Brokers bringing in revenue of at least $2.1 million can earn a bonus of as much as 11 percent, according to documents reviewed by Bloomberg News. That’s an increase from 8.5 percent this year, according to two people with direct knowledge of the company’s practices.
Advisors who produce $300,000 of revenue could get 8.25 percent, according to the documents. That would be a raise from 2 percent in 2013, said the people, who asked for anonymity to discuss the confidential plan. Copies were distributed to managers and some financial advisors this week, the people said.
Chief Executive Officer John Stumpf is revising pay formulas as the lender seeks to retain brokers and boost assets under management. The bank competes for talent with Morgan Stanley, the world’s biggest brokerage, and Bank of America Corp.’s Merrill Lynch, which are striving to hold down costs. The new plan gives advisors more ways to reach targets and provides lower producers incentives to improve, the people said.
Bonuses depend on meeting a series of targets tied to different products and assets set by the San Francisco-based lender, according to the documents. The firm will offer deferred cash awards that vest over five years, one of the people said.
Raschelle Burton, a company spokeswoman, said Wells Fargo had no comment on the bonus plan.
The largest U.S. brokerages are redoing pay plans amid efforts to reduce staff turnover and recruiting costs. Morgan Stanley CEO James Gorman, who leads about 16,500 advisors, said in October that compensation expenses may fall as brokers switch firms less frequently. Bank of America, based in Charlotte, N.C., won’t offer new retention bonuses to Merrill Lynch’s top performers, John Thiel, the unit’s chief, said in an Oct. 14 interview. The firm employs about 14,000 brokers.
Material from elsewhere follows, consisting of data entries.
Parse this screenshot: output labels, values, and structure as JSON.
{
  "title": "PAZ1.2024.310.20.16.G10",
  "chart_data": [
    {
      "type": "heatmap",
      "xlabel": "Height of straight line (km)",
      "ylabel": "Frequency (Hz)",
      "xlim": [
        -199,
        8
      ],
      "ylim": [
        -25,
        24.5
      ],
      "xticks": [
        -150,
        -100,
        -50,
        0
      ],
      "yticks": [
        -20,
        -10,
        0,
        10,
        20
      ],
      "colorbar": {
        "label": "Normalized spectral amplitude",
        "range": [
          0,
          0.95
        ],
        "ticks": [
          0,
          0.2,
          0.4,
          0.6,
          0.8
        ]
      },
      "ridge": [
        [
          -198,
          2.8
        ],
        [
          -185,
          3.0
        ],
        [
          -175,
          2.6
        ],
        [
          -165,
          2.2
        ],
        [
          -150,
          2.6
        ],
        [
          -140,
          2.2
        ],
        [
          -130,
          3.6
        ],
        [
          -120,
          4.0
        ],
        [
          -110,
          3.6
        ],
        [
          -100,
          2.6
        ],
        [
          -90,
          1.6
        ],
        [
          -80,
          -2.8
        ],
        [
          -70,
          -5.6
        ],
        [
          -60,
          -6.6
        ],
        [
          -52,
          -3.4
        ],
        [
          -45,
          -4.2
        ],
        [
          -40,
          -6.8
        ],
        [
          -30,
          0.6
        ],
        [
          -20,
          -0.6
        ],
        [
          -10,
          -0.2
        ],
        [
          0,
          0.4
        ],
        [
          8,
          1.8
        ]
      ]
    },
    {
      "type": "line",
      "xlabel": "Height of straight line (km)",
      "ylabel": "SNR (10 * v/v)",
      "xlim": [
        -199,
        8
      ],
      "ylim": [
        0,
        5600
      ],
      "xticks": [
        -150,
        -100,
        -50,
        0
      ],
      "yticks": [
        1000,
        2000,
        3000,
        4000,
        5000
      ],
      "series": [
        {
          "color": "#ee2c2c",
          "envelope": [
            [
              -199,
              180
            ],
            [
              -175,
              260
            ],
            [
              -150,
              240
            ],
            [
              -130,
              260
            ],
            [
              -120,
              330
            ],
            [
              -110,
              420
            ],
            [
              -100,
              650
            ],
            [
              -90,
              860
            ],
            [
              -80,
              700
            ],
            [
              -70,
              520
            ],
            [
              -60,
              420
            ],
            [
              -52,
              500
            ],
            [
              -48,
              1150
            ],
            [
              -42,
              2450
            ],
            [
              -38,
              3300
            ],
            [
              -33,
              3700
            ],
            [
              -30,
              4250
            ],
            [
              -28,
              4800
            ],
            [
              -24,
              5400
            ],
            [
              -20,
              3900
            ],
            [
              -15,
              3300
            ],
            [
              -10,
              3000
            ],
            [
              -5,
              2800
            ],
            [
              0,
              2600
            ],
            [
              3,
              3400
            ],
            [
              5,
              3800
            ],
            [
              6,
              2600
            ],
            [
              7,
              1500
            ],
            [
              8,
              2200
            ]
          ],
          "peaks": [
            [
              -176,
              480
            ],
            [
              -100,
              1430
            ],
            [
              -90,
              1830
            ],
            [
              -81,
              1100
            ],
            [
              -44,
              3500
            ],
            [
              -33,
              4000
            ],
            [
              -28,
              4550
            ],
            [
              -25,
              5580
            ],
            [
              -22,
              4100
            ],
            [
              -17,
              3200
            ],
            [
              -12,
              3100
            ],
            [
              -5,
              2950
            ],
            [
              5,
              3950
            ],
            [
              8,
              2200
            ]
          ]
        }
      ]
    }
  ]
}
Wells Fargo’s new package coincides with the arrival of Mary Mack, 51, the brokerage chief who takes over from retiring head Danny Ludeman, 57, on Jan. 1. Mack will encourage advisors to enroll clients in managed accounts that carry an annual fee rather than those where the advisor picks individual stocks, she said in an October interview. The pay policies apply to advisors who manage both kinds of accounts, the people said.
Stock and bond commissions, annual client advisory fees, loan credits and annuity fees are among the revenue items that contribute to broker compensation, according to the company’s policies.